The chief author of the 14th Amendment, Sen. John A. Bingham, wrote, “[E]very human being born within the jurisdiction of the United States of parents not owing allegiance to any foreign sovereignty is, in the language of your Constitution itself, a natural born citizen.” Cong. Globe, 39th, 1st Sess., 1291 (1866), Sec. 1992 of U.S. Revised Statutes (1866), Cf. U.S. Const. XIVth Amend.[20]
Chairman of the House Judiciary Committee (39th Congress), James F. Wilson of Iowa: “We must depend on the general law relating to subjects and citizens recognized by all nations for a definition, and that must lead us to the conclusion that every person born in the United States is a natural-born citizen of such States, except … children born on our soil to temporary sojourners or representatives of foreign Governments.” (1866)

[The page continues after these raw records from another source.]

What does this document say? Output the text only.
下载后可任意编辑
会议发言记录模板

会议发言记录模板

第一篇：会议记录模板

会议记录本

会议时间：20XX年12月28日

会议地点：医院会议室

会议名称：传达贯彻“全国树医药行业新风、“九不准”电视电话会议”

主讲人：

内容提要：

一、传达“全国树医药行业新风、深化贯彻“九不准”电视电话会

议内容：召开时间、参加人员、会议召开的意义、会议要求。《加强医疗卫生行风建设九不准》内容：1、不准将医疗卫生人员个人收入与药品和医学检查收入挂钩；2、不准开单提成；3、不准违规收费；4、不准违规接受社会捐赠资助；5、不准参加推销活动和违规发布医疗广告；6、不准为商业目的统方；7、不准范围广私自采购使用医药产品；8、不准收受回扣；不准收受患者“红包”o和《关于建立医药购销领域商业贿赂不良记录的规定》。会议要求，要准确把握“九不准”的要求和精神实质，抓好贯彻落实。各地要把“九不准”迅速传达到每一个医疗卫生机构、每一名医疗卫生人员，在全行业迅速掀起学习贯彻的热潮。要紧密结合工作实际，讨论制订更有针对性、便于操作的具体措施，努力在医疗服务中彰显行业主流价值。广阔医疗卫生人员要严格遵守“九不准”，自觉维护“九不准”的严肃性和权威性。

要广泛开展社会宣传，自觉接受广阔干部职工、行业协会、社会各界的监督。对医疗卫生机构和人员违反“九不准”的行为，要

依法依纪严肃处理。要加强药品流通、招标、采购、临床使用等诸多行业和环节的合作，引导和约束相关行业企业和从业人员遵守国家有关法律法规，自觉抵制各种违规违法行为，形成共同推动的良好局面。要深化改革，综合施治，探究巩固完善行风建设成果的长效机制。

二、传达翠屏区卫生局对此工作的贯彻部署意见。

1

Secretary of State William H. Seward, said: “But the idea of a double allegiance and citizenship united in the same person, and having reference to two separate, independent, and sovereign nations or governments, is simply an impossibility.”
John Jay was concerned of foreign principalities undermining the sovereignty of the United States with intrigues of those with dual allegiances.[21]
“Permit me to hint, whether it would not be wise and seasonable to provide a strong check to the admission of Foreigners into the administration of our national Government and to declare expressly that the Command in Chief of the American army shall not be given to, nor devolve on, any but a natural born Citizen…”
Letter to G. Washington, The Papers of John Jay, Library of Congress, 1787
‘Natural born citizen,’ being a child of citizens born overseas, is included in the Naturalization Act of 1790 allowing for the natural devolvement of nationality from the father to the child. The allegiance of the father is the sole source of nationality– no statutory dealienage required. (“And the children of citizens of the United States that may be born beyond Sea, or out of the limits of the United States, shall be considered as natural born Citizens . . .”)
Keep in mind that Obama’s father being a British-Kenyan meant that Barack Obama, Jr., was (as he himself admitted in one of his autobiographies) a natural born British citizen, his U.S. citizen derived from removal of that nationality after abandonment of the father by operation of naturalization law.
And let’s not forget the response from the Obama Secretary of State and the courts blocking confirmation of claimed official Kenyan birth documents, and the arrest, detention, and deportation of a WorldNetDaily researcher, Dr. Jerome Corsi, who flew to Kenya to see for himself!
We know that the opening of the borders by the Biden administration was an invasion by invitation. How many men of military age from China are now hiding within our borders? How many criminal gangs have set up shop to terrorize our citizens? And yet, corrupt and biased judges and our own Chief Justice of the Supreme Court are supporting the invasion by challenging the constitutional authority of the president himself.